Friday's editorial in The Nation, “We are all failing in the fight against human trafficking” is a sad reminder of the extreme polarisation on this issue.
These two writers flew their true colours when they said, “Human trafficking is a crime. It therefore requires a criminal response – prosecuting and punishing offenders.” Only recently did trafficking become a crime due to growing hysteria over the issue. I ask readers to never forget that for over 15 years the US has had many millions, even billions, of dollars to fund payments for experts like these and many others whom we call “the rescue industry”. Every year every the TIP (Trafficking In Persons] report demands that countries must find more victims and prosecute more traffickers. Yet year after year they do not find them. Sex workers do not agree to be victims because they are not victims. It is time to start treating trafficking like the migration issue that it is.

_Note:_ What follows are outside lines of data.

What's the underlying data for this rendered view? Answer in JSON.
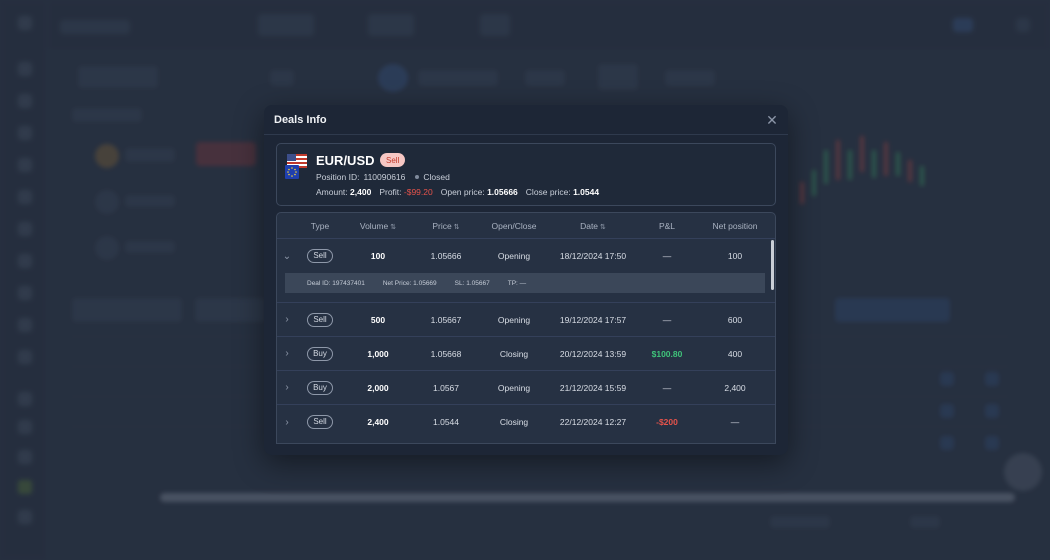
{
  "modal": {
    "title": "Deals Info",
    "close_icon": "close-icon"
  },
  "position": {
    "pair": "EUR/USD",
    "side": "Sell",
    "position_id_label": "Position ID:",
    "position_id": "110090616",
    "status": "Closed",
    "amount_label": "Amount:",
    "amount": "2,400",
    "profit_label": "Profit:",
    "profit": "-$99.20",
    "open_price_label": "Open price:",
    "open_price": "1.05666",
    "close_price_label": "Close price:",
    "close_price": "1.0544",
    "flag_icons": [
      "us-flag-icon",
      "eu-flag-icon"
    ]
  },
  "table": {
    "headers": {
      "type": "Type",
      "volume": "Volume",
      "price": "Price",
      "open_close": "Open/Close",
      "date": "Date",
      "pnl": "P&L",
      "net_position": "Net position"
    },
    "sort_icon": "sort-icon",
    "rows": [
      {
        "type": "Sell",
        "volume": "100",
        "price": "1.05666",
        "open_close": "Opening",
        "date": "18/12/2024 17:50",
        "pnl": "—",
        "net_position": "100",
        "expanded": true
      },
      {
        "type": "Sell",
        "volume": "500",
        "price": "1.05667",
        "open_close": "Opening",
        "date": "19/12/2024 17:57",
        "pnl": "—",
        "net_position": "600",
        "expanded": false
      },
      {
        "type": "Buy",
        "volume": "1,000",
        "price": "1.05668",
        "open_close": "Closing",
        "date": "20/12/2024 13:59",
        "pnl": "$100.80",
        "net_position": "400",
        "expanded": false
      },
      {
        "type": "Buy",
        "volume": "2,000",
        "price": "1.0567",
        "open_close": "Opening",
        "date": "21/12/2024 15:59",
        "pnl": "—",
        "net_position": "2,400",
        "expanded": false
      },
      {
        "type": "Sell",
        "volume": "2,400",
        "price": "1.0544",
        "open_close": "Closing",
        "date": "22/12/2024 12:27",
        "pnl": "-$200",
        "net_position": "—",
        "expanded": false
      }
    ],
    "detail": {
      "deal_id": "Deal ID: 197437401",
      "net_price": "Net Price: 1.05669",
      "sl": "SL: 1.05667",
      "tp": "TP: —"
    }
  },
  "colors": {
    "positive": "#3fc37a",
    "negative": "#e5534b",
    "modal_bg": "#1d2636",
    "sell_badge_bg": "#f6c7c4"
  }
}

Friday’s editorial demands that countries work together to win the challenge presented by America’s international fantasy about trafficking. In this regard, American politics lives within it own bubble. It is the NGOs, funding organisations, and experts who reap the rewards. American blogs routinely refer to trafficking as one of several American hysterias gone wild. This is also being called America’s War on Prostitution and it is being compared to America’s War on Drugs. Conflated issues of sex trafficking and sex-work only exist on a foundation of exaggeration, misinformation, and, yes, hysteria. Every year this foundation slowly erodes. Now is a time when many countries are slowly finding their sovereignty again in the face of growing American hegemony. I highly recommend a 2017 book, “War on Sex”. America is going through a weird
sexual cultural shift and America’s international interest in trafficking and prostitution is dragging the rest of the world along with them.